バンコク・ラムカムヘンのコンドミニアムで中国マネロン容疑者を逮捕
逮捕を指揮したのはタイ入管警察3課のソンポロート准将で、副本部長のチンウット警察大佐、捜査隊隊長のスリヤ警察大佐とともに捜査チームを編成していた。中国側からは「現時点で最も身柄確保したい主要容疑者」として強い要請が入っており、タイ側はそれに応える形で捜査を進めていた。逮捕はバンコク市内ラムカムヘン地区の高級コンドミニアムで実行された。
蘭州市公安部の指名手配、銀行詐欺資金32.22億元の隠匿
陳容疑者は、中国甘粛省の蘭州市公安部が発出した逮捕令状の対象だ。銀行から不正に取得した資金を、表向きは合法ビジネスを装ったダミー会社を経由させて隠匿・洗浄したとされる。被害額は約32.22億元で、タイバーツ換算で1.6万億バーツ規模。
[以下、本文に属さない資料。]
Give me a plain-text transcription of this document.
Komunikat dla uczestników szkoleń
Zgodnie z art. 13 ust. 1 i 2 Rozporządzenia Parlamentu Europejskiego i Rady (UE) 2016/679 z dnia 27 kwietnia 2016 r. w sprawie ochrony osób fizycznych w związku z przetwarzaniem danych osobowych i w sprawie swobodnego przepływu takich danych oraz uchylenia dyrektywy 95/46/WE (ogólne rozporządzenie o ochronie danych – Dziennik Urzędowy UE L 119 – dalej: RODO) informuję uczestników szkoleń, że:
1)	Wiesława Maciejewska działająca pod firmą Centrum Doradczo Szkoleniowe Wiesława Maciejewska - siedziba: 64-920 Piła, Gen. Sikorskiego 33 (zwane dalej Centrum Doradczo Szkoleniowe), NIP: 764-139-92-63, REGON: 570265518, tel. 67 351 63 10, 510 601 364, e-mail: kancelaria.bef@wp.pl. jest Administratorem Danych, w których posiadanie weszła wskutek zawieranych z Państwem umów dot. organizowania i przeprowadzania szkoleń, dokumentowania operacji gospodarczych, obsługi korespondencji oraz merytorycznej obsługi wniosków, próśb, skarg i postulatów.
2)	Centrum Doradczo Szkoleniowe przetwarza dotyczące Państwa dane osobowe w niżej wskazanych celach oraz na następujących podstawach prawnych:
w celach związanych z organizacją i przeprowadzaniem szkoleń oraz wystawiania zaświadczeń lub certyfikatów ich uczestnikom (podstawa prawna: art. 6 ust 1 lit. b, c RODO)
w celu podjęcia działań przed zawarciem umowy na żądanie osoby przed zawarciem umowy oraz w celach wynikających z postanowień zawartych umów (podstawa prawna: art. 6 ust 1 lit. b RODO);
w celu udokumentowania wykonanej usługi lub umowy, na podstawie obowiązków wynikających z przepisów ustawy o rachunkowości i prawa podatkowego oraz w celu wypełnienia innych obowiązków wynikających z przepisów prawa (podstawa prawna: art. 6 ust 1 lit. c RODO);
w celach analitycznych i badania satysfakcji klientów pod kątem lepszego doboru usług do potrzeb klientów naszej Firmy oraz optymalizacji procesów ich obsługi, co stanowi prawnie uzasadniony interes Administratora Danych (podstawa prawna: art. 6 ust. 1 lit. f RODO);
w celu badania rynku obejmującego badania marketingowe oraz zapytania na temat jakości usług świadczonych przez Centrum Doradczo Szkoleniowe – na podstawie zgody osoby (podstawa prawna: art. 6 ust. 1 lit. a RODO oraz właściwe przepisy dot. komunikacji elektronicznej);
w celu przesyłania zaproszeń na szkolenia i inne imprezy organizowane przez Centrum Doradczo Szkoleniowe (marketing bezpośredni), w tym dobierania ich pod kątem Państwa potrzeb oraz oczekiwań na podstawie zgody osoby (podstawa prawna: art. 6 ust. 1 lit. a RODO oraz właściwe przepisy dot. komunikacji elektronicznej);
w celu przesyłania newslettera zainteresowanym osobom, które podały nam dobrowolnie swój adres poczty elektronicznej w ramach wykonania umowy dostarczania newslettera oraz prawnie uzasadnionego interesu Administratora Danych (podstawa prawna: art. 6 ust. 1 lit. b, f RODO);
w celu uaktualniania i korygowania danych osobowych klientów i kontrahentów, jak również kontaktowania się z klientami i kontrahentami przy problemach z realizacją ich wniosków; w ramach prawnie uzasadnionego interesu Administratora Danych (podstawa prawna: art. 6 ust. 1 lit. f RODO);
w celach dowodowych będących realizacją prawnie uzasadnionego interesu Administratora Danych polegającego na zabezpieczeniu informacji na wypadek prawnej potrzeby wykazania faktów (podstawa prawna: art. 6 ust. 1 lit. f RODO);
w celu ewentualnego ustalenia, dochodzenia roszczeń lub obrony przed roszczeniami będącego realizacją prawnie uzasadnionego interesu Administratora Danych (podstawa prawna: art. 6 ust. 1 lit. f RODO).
中国の経済犯罪のなかでも上位クラスの規模だ。発覚後、陳容疑者はタイへの逃亡を選択した。
PEビザで2025年11月入国、複数のダミー住居で潜伏
タイ入管警察の追跡によると、陳容疑者は2025年11月11日にPEビザ(Privilege Entry、年金・特権ビザに相当)でタイに入国していた。入国時に申告した居住地は実際の隠れ家とは異なり、潜伏のため複数のダミー住所を申告して使い分けていたという。今回の逮捕までに約半年間、バンコク内を転々としながら身を隠していた計算になる。
タイの中国当局連携、外国人潜伏地としてのバンコク
タイは長らく中国当局からの指名手配犯にとって「逃亡先候補」のひとつとされてきた。観光ビザや投資ビザで比較的容易に長期滞在でき、日系・中華系コミュニティが厚く生活上の不便も少ない。一方で、タイ入管警察と中国公安部の協力体制は近年急速に強化されており、今回の事案のように大型マネロン容疑者でも数か月から半年程度で身柄が押さえられるケースが増えている。在タイ日本人駐在員にとっては直接の生活影響は薄いが、ラムカムヘンや高級コンドミニアム街で「身元が曖昧な隣人」が発覚するリスクは現実的に存在することを示す事案だ。